Chapter 2: Ingatan Masa Lalu

31 18 1
                                    


Gelap.

Satu hal yang Regis dapat lihat saat ini adalah gelap gulita.

Tak ada satu bagian tubuhnya yang dapat digerakkan.

Walaupun begitu, ia tetap tenang. Alasannya karena ia tahu ini adalah mimpi, yang ia butuhkan hanyalah tenaga untuk membuatnya terbangun dari mimpi kegelapan ini.

"Regis!"

Suara familiar terngiang di kepalanya. Ia menolehkan kepalanya, mencari asal suara itu. Seketika, ia disuguhkan dengan pemandangan yang sadis. Darah berceceran di atas salju dan beberapa potongan daging bergeletakkan di atas salju. Namun, dalam pikirannya, hanya ada satu hal yang ia cari.

Kakinya terus berlari di antara mayat-mayat manusia maupun monster. Sesekali memanggil dua orang di tengah keadaan horor itu.

Deg.

Langkahnya terhenti. Kakinya seperti kehilangan rasa. Di depannya ada seorang gadis yang kehilangan kepalanya. Badannya bergetar dengan kencang, membuat dirinya terjatuh di atas salju.

Namun, ia tidak dapat mengalihkan pandangannya dari sesuatu yang terjadi di depannya. Seorang perempuan sedang berjuang menyelamatkan dirinya dari mulut monster. Nafas perempuan itu sangat berat. Badannya penuh dengan luka. Ketika mata perempuan melihatnya, perempuan itu bersusah payah berteriak.

"Re-Regis! Pergi!"

"Ibu!" Regis sadar bahwa itu adalah suaranya. Ia juga sadar badannya berlari mendekati monster yang akan memakan ibunya.

"Se-selamatkan dirimu Re-Regis. Tinggalkan ibu!"

"Tidak, ibu!"

Tangan Regis berusaha meraih ibunya, sesekali ia berusaha menyerang monster itu. Namun, monster itu langsung menutup mulutnya, mencincang tubuh ibunya sehingga terbelah menjadi dua.

Regis pun melangkah ke belakang karena saking horornya. Ketika punggungnya membentur batu yang besar, badannya seakan kehilangan tenaga.
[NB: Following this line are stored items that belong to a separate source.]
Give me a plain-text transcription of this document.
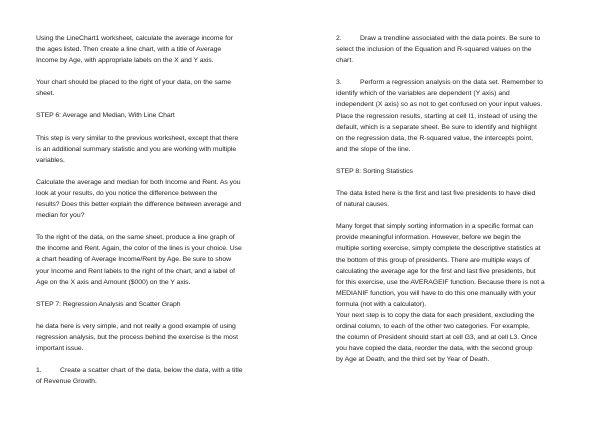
Using the LineChart1 worksheet, calculate the average income for
the ages listed. Then create a line chart, with a title of Average
Income by Age, with appropriate labels on the X and Y axis.

Your chart should be placed to the right of your data, on the same
sheet.

STEP 6: Average and Median, With Line Chart

This step is very similar to the previous worksheet, except that there
is an additional summary statistic and you are working with multiple
variables.

Calculate the average and median for both Income and Rent. As you
look at your results, do you notice the difference between the
results? Does this better explain the difference between average and
median for you?

To the right of the data, on the same sheet, produce a line graph of
the Income and Rent. Again, the color of the lines is your choice. Use
a chart heading of Average Income/Rent by Age. Be sure to show
your Income and Rent labels to the right of the chart, and a label of
Age on the X axis and Amount ($000) on the Y axis.

STEP 7: Regression Analysis and Scatter Graph

he data here is very simple, and not really a good example of using
regression analysis, but the process behind the exercise is the most
important issue.

1.	Create a scatter chart of the data, below the data, with a title
of Revenue Growth.

2.	Draw a trendline associated with the data points. Be sure to
select the inclusion of the Equation and R-squared values on the
chart.

3.	Perform a regression analysis on the data set. Remember to
identify which of the variables are dependent (Y axis) and
independent (X axis) so as not to get confused on your input values.
Place the regression results, starting at cell I1, instead of using the
default, which is a separate sheet. Be sure to identify and highlight
on the regression data, the R-squared value, the intercepts point,
and the slope of the line.

STEP 8: Sorting Statistics

The data listed here is the first and last five presidents to have died
of natural causes.

Many forget that simply sorting information in a specific format can
provide meaningful information. However, before we begin the
multiple sorting exercise, simply complete the descriptive statistics at
the bottom of this group of presidents. There are multiple ways of
calculating the average age for the first and last five presidents, but
for this exercise, use the AVERAGEIF function. Because there is not a
MEDIANIF function, you will have to do this one manually with your
formula (not with a calculator).

Your next step is to copy the data for each president, excluding the
ordinal column, to each of the other two categories. For example,
the column of President should start at cell G3, and at cell L3. Once
you have copied the data, reorder the data, with the second group
by Age at Death, and the third set by Year of Death.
Wajahnya bersembunyi dengan lutut dan lengannya saling bersentuhan.

Ia dapat merasakan ada monster yang mendekatinya, bersiap untuk menerkamnya. Namun ia tak memiliki tenaga untuk kabur.
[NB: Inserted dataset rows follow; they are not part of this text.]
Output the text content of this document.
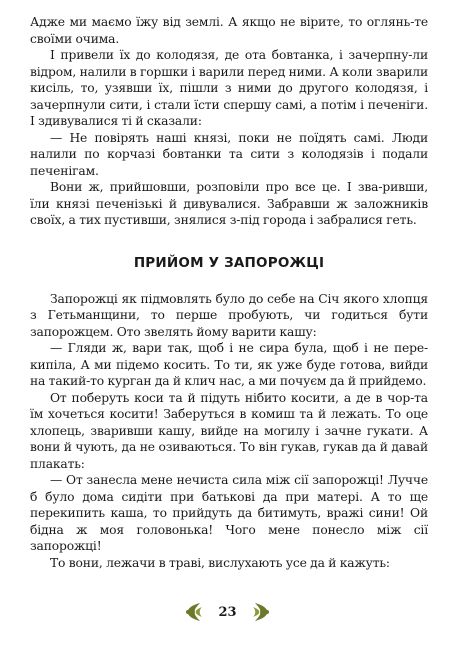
Адже ми маємо їжу від землі. А якщо не вірите, то оглянь-те своїми очима.

І привели їх до колодязя, де ота бовтанка, і зачерпну-ли відром, налили в горшки і варили перед ними. А коли зварили кисіль, то, узявши їх, пішли з ними до другого колодязя, і зачерпнули сити, і стали їсти спершу самі, а потім і печеніги. І здивувалися ті й сказали:

— Не повірять наші князі, поки не поїдять самі. Люди налили по корчазі бовтанки та сити з колодязів і подали печенігам.

Вони ж, прийшовши, розповіли про все це. І зва-ривши, їли князі печенізькі й дивувалися. Забравши ж заложників своїх, а тих пустивши, знялися з-під города і забралися геть.

ПРИЙОМ У ЗАПОРОЖЦІ

Запорожці як підмовлять було до себе на Січ якого хлопця з Гетьманщини, то перше пробують, чи годиться бути запорожцем. Ото звелять йому варити кашу:

— Гляди ж, вари так, щоб і не сира була, щоб і не пере-кипіла, А ми підемо косить. То ти, як уже буде готова, вийди на такий-то курган да й клич нас, а ми почуєм да й прийдемо.

От поберуть коси та й підуть нібито косити, а де в чор-та їм хочеться косити! Заберуться в комиш та й лежать. То оце хлопець, зваривши кашу, вийде на могилу і зачне гукати. А вони й чують, да не озиваються. То він гукав, гукав да й давай плакать:

— От занесла мене нечиста сила між сії запорожці! Лучче б було дома сидіти при батькові да при матері. А то ще перекипить каша, то прийдуть да битимуть, вражі сини! Ой бідна ж моя головонька! Чого мене понесло між сії запорожці!

То вони, лежачи в траві, вислухають усе да й кажуть:

23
Sungguh, ia sangat takut dan marah. Ia takut akan kegelapan itu, ia tak tahu apa yang akan terjadi selanjutnya. Ia marah karena dirinya yang tidak dapat menyelamatkan adik dan ibunya. Ia marah kepada monster itu, ia ingin mencabik-cabik monster itu hingga tak bersisa. Sungguh, kemarahannya ini membuatnya buta, ia tak dapat melihat apapun.

Ia hanya dapat melihat api yang hitam keunguan yang sedikit menerangi sekitarnya. Kepalanya dipenuhi dengan kata-kata yang semakin menariknya ke dalam kegelapan.

Boom!

...! Gasp.

Seketika Regis pun terbangun. Tubuhnya berkeringat parah dan ia dapat merasakan tetesan air mengalir di pipinya. Ia pun menyeka air matanya dengan tangannya.

"..."

Itu bukan hanya mimpi buruk. Itu adalah memori terakhirnya bersama ibu dan adiknya. Sebelumnya, seringkali ia bermimpi tentang masa lalu yang suram itu. Namun semakin ia dewasa, ia mulai jarang bermimpi tentang masa lalunya.

Ia pun berdiri dan melihat keadaan di luar jendela. Namun, langit masih terlalu gelap untuk orang-orang beraktivitas diluar. Ia juga merasakan kantuk menyerangnya. Masih ada dua atau tiga jam sebelum ia harus pergi ke sekolah. Ia kembali merebahkan badannya ke kasur, tetapi ia tak sengaja menyenggol buku hingga terjatuh.

Regis mengambil buku itu dan menutupnya. Buku merah dengan sampul bertuliskan tulisan-tulisan sihir itu ia genggam dengan erat. Mengapa buku ini ada di sini? Apa ia lupa menyimpannya?